— Но ты-то хоть веришь, что я хотела ей помочь. Ты сам говорил, что Кейти распадается на части. А доктор Тиллман сказал мне, что в критических ситуациях требуются крайние меры. Он считает, что самоубийство…
— Я увольняюсь, — сказал Джонни.
— Но… попроси ее позвонить мне. Я все объясню.
— Я бы не рассчитывал на ее звонок.
— Что ты хочешь этим сказать? Мы дружим уже тридцать лет.
Джонни окинул ее таким холодным взглядом, что Талли невольно поежилась.
— Думаю, сегодня ваша дружба закончилась.
Бледный утренний свет проникал в окна, рассеивая мглу. Над заливом кружили чайки. Их крики, резкие и пронзительные, и громкий плеск волн, накатывающих на берег, означали, что мимо их дома проплывает паром.
Обычно Кейт нравились эти звуки наступившего утра. Несмотря на то что она жила на побережье уже много лет, Кейт по-прежнему любила наблюдать за бороздящим залив паромом, особенно по ночам, когда суда были освещены и напоминали прозрачные шкатулки с драгоценными камнями.

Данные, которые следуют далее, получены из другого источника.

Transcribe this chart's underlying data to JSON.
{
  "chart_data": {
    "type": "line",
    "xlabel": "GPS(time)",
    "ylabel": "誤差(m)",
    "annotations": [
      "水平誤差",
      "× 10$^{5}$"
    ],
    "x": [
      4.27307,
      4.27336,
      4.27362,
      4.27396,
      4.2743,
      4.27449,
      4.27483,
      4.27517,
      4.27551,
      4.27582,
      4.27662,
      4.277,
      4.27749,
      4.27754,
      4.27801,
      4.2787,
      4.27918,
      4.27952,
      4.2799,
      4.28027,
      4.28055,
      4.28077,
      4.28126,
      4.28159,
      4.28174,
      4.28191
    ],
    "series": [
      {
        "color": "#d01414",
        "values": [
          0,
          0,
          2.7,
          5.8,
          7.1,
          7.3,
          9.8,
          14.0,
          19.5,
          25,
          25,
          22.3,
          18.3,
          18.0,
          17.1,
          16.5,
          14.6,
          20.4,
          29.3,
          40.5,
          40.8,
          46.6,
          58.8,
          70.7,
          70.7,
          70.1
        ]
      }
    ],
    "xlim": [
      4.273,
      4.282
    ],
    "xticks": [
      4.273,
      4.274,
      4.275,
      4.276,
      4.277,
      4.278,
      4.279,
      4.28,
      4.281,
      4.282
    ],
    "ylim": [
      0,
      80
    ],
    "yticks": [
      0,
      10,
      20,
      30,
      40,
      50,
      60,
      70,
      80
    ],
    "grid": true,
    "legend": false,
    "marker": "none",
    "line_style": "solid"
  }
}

Но сегодня эта картина не трогала ее. Кейт сидела на кровати, положив на колени раскрытую книгу, чтобы Джонни оставил ее в покое. Она уставилась взглядом в страницу, но буквы расплывались перед глазами и превращались в одинаковые черные точки. Она продолжала вновь и вновь прокручивать в памяти вчерашнее шоу, анализировать его с разных углов зрения. Чего стоило одно название: «О матерях, склонных к гиперопеке, и о дочерях, которые их ненавидят».
Ненавидят!
«Вы разрушаете неокрепший дух своей дочери».

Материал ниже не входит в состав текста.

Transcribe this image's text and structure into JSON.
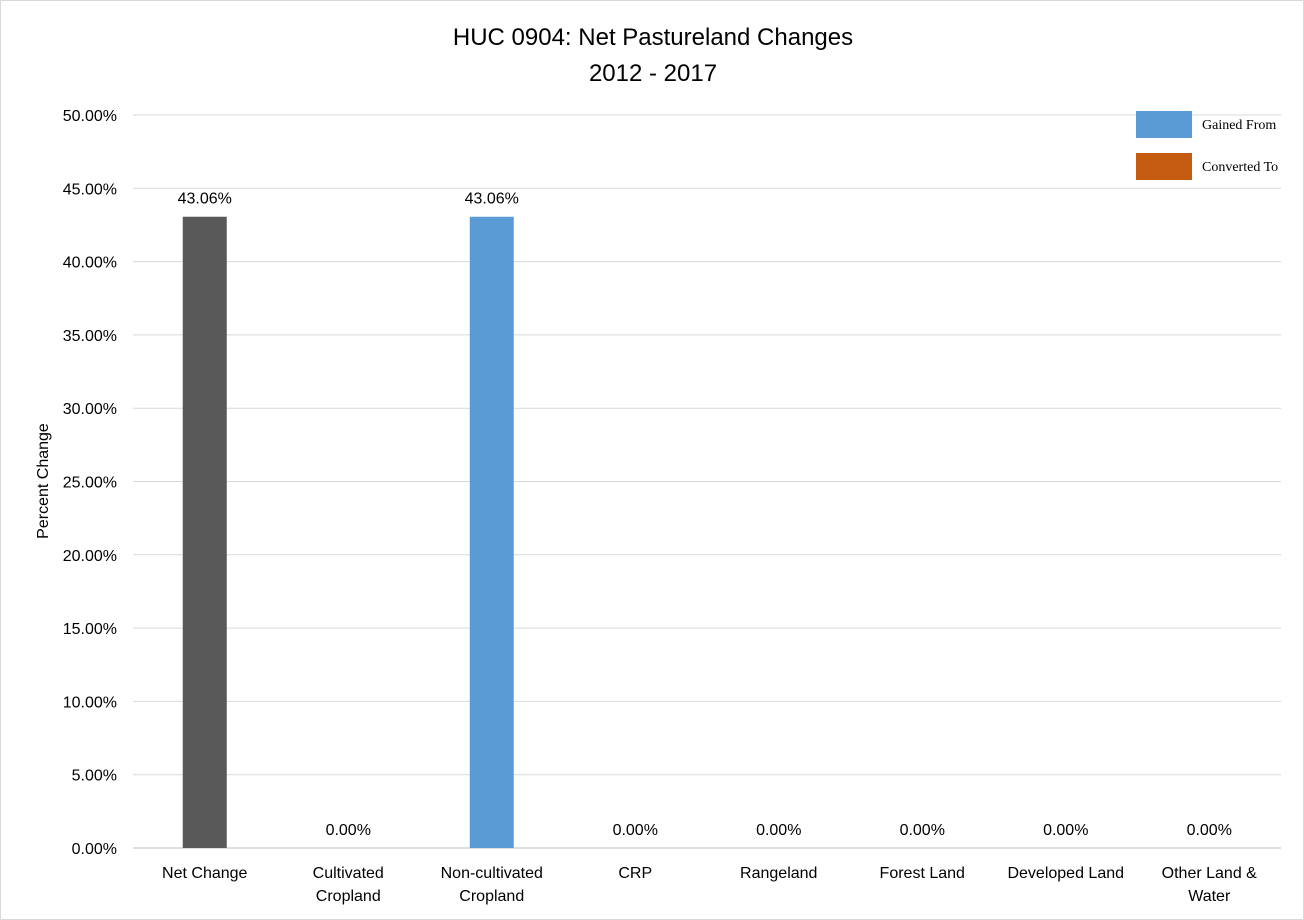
{
  "chart_data": {
    "type": "bar",
    "title": "HUC 0904: Net Pastureland Changes",
    "subtitle": "2012 - 2017",
    "xlabel": "",
    "ylabel": "Percent Change",
    "ylim": [
      0,
      50
    ],
    "ytick_step": 5,
    "ytick_labels": [
      "0.00%",
      "5.00%",
      "10.00%",
      "15.00%",
      "20.00%",
      "25.00%",
      "30.00%",
      "35.00%",
      "40.00%",
      "45.00%",
      "50.00%"
    ],
    "grid": true,
    "legend_position": "top-right",
    "categories": [
      [
        "Net Change"
      ],
      [
        "Cultivated",
        "Cropland"
      ],
      [
        "Non-cultivated",
        "Cropland"
      ],
      [
        "CRP"
      ],
      [
        "Rangeland"
      ],
      [
        "Forest Land"
      ],
      [
        "Developed Land"
      ],
      [
        "Other Land &",
        "Water"
      ]
    ],
    "values": [
      43.06,
      0,
      43.06,
      0,
      0,
      0,
      0,
      0
    ],
    "data_labels": [
      "43.06%",
      "0.00%",
      "43.06%",
      "0.00%",
      "0.00%",
      "0.00%",
      "0.00%",
      "0.00%"
    ],
    "bar_kinds": [
      "net",
      "gained",
      "gained",
      "gained",
      "gained",
      "gained",
      "gained",
      "gained"
    ],
    "legend": [
      {
        "name": "Gained From",
        "color": "#5b9bd5"
      },
      {
        "name": "Converted To",
        "color": "#c55a11"
      }
    ],
    "colors": {
      "net": "#595959",
      "gained": "#5b9bd5",
      "converted": "#c55a11",
      "grid": "#d9d9d9",
      "axis": "#bfbfbf"
    }
  }
}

И доктор Тиллман, приближающийся к ней со словами о том, что она ужасная мать, ее собственная мать в первом ряду, которая первой начала плакать. Джонни, вскакивающий со своего места и орущий оператору что-то, чего Кейт не расслышала.
Кейт все еще была в шоке от произошедшего, она словно окаменела. Но под застывшей оболочкой рокотала лава злости, не сравнимой ни с чем, что испытывала Кейт до сих пор. Она редко злилась по-настоящему, и происходящее с ней сейчас пугало ее. Она боялась, что если сорвется на крик, то уже не сможет остановиться. Поэтому она из последних сил старалась держать эмоции в себе и внешне казалась спокойной.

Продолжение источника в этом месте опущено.